Mustafa, il bimbo protagonista insieme a suo papà Munzir della fotografia scattata dal turco Mehmet Aslan, premiato a settembre al Siena International Photo Award, è stato intervistato con il suo genitore da “La Repubblica”. Lo scatto che li ritrae insieme ha fatto letteralmente il giro del mondo: il piccolo non ha né braccia né gambe, al papà manca una gamba. Colpa, nel caso di Mustafa, di un attacco chimico del regime di Assad, che però non è riuscito a cancellare il sorriso di questo bambino, il quale ora non smette di guardare con curiosità al futuro: “Allora voglio sapere, quando sarò grande? Quando mi ridanno i piedi? Voglio andare a scuola camminando, quanto devo aspettare?”.



Va a caccia di certezze, Mustafa, con lo spirito leggero dei suoi coetanei e ben distante da quello di suo padre, un uomo di 35 anni che sembra avere perso fiducia nel domani: “Viviamo una vita talmente pesante che forse la morte sarebbe migliore – ha dichiarato –. I soldi del sussidio della Mezzaluna Rossa (la Croce Rossa della Turchia) ci bastano a stento per il latte e i pannolini. Ci sono giorni in cui non mangiamo, da tre settimane ci hanno staccato acqua e gas. Sono uno storpio, nessuno mi prende a lavorare. Mustafa ha bisogno di operazioni chirurgiche e di protesi elettroniche. Le ong ci fanno le foto e poi se ne vanno, dicono che ci stanno aiutando ma non è vero”.
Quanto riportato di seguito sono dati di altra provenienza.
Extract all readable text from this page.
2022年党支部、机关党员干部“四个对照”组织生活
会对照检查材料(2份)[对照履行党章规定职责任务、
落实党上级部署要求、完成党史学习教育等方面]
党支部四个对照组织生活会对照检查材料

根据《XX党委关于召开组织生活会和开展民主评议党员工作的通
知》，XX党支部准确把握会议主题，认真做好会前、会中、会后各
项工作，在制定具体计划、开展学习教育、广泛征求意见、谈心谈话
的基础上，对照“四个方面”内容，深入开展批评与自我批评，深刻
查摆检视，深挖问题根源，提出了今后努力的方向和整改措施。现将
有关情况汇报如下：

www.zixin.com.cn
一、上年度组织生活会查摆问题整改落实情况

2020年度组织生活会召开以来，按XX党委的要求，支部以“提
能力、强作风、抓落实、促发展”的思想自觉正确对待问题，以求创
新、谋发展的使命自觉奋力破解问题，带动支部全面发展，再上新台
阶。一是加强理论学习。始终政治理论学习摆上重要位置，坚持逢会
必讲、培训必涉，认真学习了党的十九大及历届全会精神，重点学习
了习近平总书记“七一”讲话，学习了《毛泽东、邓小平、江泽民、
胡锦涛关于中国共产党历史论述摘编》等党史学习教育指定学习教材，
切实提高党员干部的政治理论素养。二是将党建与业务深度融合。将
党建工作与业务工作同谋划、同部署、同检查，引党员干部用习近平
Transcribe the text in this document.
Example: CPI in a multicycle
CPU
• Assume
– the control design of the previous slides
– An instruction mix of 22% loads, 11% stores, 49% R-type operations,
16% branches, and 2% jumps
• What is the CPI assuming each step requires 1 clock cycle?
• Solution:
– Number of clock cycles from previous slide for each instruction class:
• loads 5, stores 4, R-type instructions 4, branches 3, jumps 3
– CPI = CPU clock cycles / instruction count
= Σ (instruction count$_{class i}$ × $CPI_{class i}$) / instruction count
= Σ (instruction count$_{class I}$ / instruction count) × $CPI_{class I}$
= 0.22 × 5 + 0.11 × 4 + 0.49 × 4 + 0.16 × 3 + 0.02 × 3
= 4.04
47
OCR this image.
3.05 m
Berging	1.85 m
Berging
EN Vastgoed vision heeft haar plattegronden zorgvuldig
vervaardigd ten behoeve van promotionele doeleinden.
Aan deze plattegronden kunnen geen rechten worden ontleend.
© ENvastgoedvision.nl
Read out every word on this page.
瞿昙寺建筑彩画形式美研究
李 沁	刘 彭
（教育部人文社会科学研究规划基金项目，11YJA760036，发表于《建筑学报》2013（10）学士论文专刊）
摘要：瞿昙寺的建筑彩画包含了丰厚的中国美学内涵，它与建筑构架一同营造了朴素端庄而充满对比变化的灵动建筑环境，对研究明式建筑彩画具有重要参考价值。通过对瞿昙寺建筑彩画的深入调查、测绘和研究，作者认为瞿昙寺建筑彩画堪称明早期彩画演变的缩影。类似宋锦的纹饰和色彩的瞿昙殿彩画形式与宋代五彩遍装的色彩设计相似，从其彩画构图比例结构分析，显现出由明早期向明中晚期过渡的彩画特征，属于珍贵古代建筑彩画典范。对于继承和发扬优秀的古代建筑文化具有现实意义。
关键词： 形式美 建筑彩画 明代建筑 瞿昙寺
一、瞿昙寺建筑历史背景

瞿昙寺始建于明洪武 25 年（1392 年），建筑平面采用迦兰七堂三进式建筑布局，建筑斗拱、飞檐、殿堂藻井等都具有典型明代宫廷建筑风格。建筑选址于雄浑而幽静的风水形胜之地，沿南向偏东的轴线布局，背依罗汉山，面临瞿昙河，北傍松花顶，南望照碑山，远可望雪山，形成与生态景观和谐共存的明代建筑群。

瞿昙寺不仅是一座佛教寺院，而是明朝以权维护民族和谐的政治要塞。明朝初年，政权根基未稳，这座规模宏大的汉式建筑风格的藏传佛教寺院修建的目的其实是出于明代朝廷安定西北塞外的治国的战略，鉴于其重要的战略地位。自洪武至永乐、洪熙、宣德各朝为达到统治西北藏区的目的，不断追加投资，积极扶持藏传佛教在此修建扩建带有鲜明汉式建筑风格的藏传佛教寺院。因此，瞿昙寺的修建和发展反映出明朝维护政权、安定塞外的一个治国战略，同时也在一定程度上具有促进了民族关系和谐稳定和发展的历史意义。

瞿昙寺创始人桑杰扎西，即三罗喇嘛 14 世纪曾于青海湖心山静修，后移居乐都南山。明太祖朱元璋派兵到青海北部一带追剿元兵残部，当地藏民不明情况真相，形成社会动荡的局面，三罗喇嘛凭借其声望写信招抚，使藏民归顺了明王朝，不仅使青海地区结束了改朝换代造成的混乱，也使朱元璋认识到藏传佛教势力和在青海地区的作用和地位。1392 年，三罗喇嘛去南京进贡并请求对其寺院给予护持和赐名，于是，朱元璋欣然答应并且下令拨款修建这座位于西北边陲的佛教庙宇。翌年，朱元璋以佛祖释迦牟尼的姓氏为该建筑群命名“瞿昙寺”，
MUSTAFA: “DA GRANDE GUIDERÒ E ANDRO ALL’UNIVERSITÀ”

Ma come si arriva alla duplice tragedia del piccolo Mustafa e di suo papà Munzir? Lo ha raccontato proprio quest’ultimo a “La Repubblica”, dicendo che prima della guerra civile in Siria era iscritto all’università: “Un giorno, nel 2014, ero al mercato della frutta di Maarat e un elicottero ha lanciato un barile bomba. Le schegge mi hanno investito. Sono stato portato d’urgenza in Turchia, dove mi hanno amputato la gamba destra”. Più recente, invece, il dramma del figlio: il 4 aprile 2017, a Khan Shaykhun, ci fu un bombardamento aereo con armi chimiche. La moglie di Munzir, Zeynep, era incinta di Mustafa, che nacque senza arti: “I medici ci hanno spiegato che era molto probabile che la malformazione fosse dovuta al gas Sarin”.



Mustafa oggi non va a scuola, non ha amici: “Restiamo chiusi in casa tutto il giorno – ha aggiunto il papà –. Non c’è ospedale turco a cui non mi sia rivolto. Ha bisogno di protesi elettroniche e di sottoporsi a diverse operazioni per l’allungamento delle ossa. Ha anche la bocca dello stomaco stretta, per cui mangia pochissimo e si nutre di latte, serve un intervento chirurgico d’urgenza. Il suo apparato genitale ha delle anomalie”. Eppure, il bimbo non si arrende: “Voglio andare a scuola! Voglio salire in macchina e guidare! Andrò all’università!”. Un esempio di forza e di amore per la vita di cui tutti dovremmo andare fieri.